I testi tantrici sono in primis testi spirituali, proprio perché lo spirito non può trascendere dalla materia in questo Logos (spazio/tempo). In un momento storico dove la ricerca spirituale è diventata un percorso intrapreso da pochi, il supporto dato da testi profondi può essere di grande aiuto.
Tantra e Yoga
Per quanto riguarda il mondo dello Yoga tre sono i testi tantrici di riferimento: Gheranda Samhita, Hatha-yoga Pradipika e Shiva Samhita. Anche in questo caso nei testi troviamo il metodo, o meglio le tecniche. A partire dalle tecniche fisiche e le posture (Asana), dove la maggior parte delle posizioni riportate sono posizioni sedute. Ma non può essere altrimenti, dato che il vero obiettivo della pratica fisica di questi testi è preparare il praticante a stare seduto con la colonna dritta, in modo che possa iniziare i lavori successivi.
Il primo è il lavoro sul respiro, diverse tecniche respiratorie che sfruttano il flusso dell’aria per convogliare in modo consapevole il Prana (l’energia dell’Universo) in certe parti del corpo. Vengono poi spiegati i Bhanda e i Mudra, che sono molto più di semplici gesti, ma veri e propri sigilli fatti con il corpo, sempre eseguiti con la finalità di dirigere il Prana dove necessario. Tutte queste tecniche servono per un obiettivo principale nei percorsi Tantrici, il Samadhi (o come lo chiamerebbe Patanjali il Samadhi con Seme), la piena realizzazione su un oggetto di conoscenza in modo da poterne superare i limiti fisici. Spesso chi segue la via tantrica si ferma a questo punto, alla ricerca dei poteri derivanti da diversi Samadhi. Ma i testi ricordano che serve uno step successivo, la vera emancipazione dello spirito dalla materia, se si vuole raggiungere lo stadio finale, la Moksha, l’interruzione del ciclo delle rinascite dell’anima.

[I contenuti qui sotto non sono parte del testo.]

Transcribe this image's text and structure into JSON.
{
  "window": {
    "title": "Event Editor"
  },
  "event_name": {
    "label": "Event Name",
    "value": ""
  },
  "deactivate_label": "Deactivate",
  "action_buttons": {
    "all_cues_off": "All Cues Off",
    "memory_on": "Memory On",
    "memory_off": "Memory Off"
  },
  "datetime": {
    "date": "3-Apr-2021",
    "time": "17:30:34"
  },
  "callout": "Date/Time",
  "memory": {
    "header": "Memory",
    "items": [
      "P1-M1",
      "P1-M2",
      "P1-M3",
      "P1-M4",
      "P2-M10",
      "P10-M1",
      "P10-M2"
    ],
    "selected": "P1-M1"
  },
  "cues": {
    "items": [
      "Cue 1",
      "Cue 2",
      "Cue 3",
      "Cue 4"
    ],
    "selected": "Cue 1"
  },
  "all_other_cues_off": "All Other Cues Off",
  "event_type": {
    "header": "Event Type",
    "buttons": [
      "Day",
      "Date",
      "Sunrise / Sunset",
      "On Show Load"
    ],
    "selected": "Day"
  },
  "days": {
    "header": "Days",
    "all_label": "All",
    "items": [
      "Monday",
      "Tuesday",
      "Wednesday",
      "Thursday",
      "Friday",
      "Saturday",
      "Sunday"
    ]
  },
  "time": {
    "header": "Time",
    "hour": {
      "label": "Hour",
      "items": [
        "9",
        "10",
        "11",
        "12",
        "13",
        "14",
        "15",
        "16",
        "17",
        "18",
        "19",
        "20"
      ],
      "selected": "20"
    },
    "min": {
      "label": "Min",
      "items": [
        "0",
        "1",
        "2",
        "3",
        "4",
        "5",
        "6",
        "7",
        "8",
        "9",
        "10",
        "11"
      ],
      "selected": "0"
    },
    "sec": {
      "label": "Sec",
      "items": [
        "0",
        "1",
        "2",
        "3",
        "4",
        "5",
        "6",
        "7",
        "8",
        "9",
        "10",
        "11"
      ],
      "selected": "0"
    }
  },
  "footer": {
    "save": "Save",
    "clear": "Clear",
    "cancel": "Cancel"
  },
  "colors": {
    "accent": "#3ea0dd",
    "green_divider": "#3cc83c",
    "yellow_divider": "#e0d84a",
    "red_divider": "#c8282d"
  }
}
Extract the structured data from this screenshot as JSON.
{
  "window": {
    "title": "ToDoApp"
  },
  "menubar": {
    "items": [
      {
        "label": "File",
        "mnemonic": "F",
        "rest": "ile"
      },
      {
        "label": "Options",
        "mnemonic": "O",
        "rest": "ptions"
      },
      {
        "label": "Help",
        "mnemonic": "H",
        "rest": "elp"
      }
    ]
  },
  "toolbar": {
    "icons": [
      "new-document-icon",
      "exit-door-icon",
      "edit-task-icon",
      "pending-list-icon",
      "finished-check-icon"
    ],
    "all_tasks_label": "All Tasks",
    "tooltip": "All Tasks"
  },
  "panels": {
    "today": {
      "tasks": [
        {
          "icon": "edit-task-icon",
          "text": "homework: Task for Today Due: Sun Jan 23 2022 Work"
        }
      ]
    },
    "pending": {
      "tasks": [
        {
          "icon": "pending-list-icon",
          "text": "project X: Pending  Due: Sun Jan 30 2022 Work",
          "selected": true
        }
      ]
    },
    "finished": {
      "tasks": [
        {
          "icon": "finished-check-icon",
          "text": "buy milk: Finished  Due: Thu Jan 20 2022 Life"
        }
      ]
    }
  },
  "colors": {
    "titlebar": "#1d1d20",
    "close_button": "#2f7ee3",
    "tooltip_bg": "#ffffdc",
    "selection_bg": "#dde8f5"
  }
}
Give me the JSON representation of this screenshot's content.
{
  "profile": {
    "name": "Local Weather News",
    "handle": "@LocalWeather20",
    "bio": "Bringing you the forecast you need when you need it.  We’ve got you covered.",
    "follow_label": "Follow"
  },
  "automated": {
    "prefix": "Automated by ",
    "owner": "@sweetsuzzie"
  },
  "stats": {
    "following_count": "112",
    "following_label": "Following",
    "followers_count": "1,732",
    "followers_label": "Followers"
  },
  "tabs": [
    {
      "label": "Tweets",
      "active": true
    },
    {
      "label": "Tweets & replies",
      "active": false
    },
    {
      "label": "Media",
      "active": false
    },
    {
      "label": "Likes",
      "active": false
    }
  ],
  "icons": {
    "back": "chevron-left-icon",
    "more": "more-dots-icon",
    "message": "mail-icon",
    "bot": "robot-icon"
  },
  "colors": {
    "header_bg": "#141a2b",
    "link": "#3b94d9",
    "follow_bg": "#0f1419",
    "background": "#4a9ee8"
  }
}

Altro dettaglio interessante che viene spesso ripetuto nei testi: queste tecniche vanno tenute segrete, se divulgate perdono la loro efficacia. E se ci pensiamo bene, è esattamente quello che è successo, ritornando a quanto detto all’inizio, è proprio diffondendo una errata conoscenza del Tantra, con una comunicazione ormai radicata nella cultura (in libri, film, canzoni) che si toglie autorevolezza a tecniche raffinate e millenarie che sono tutt’altro che tecniche sessuali.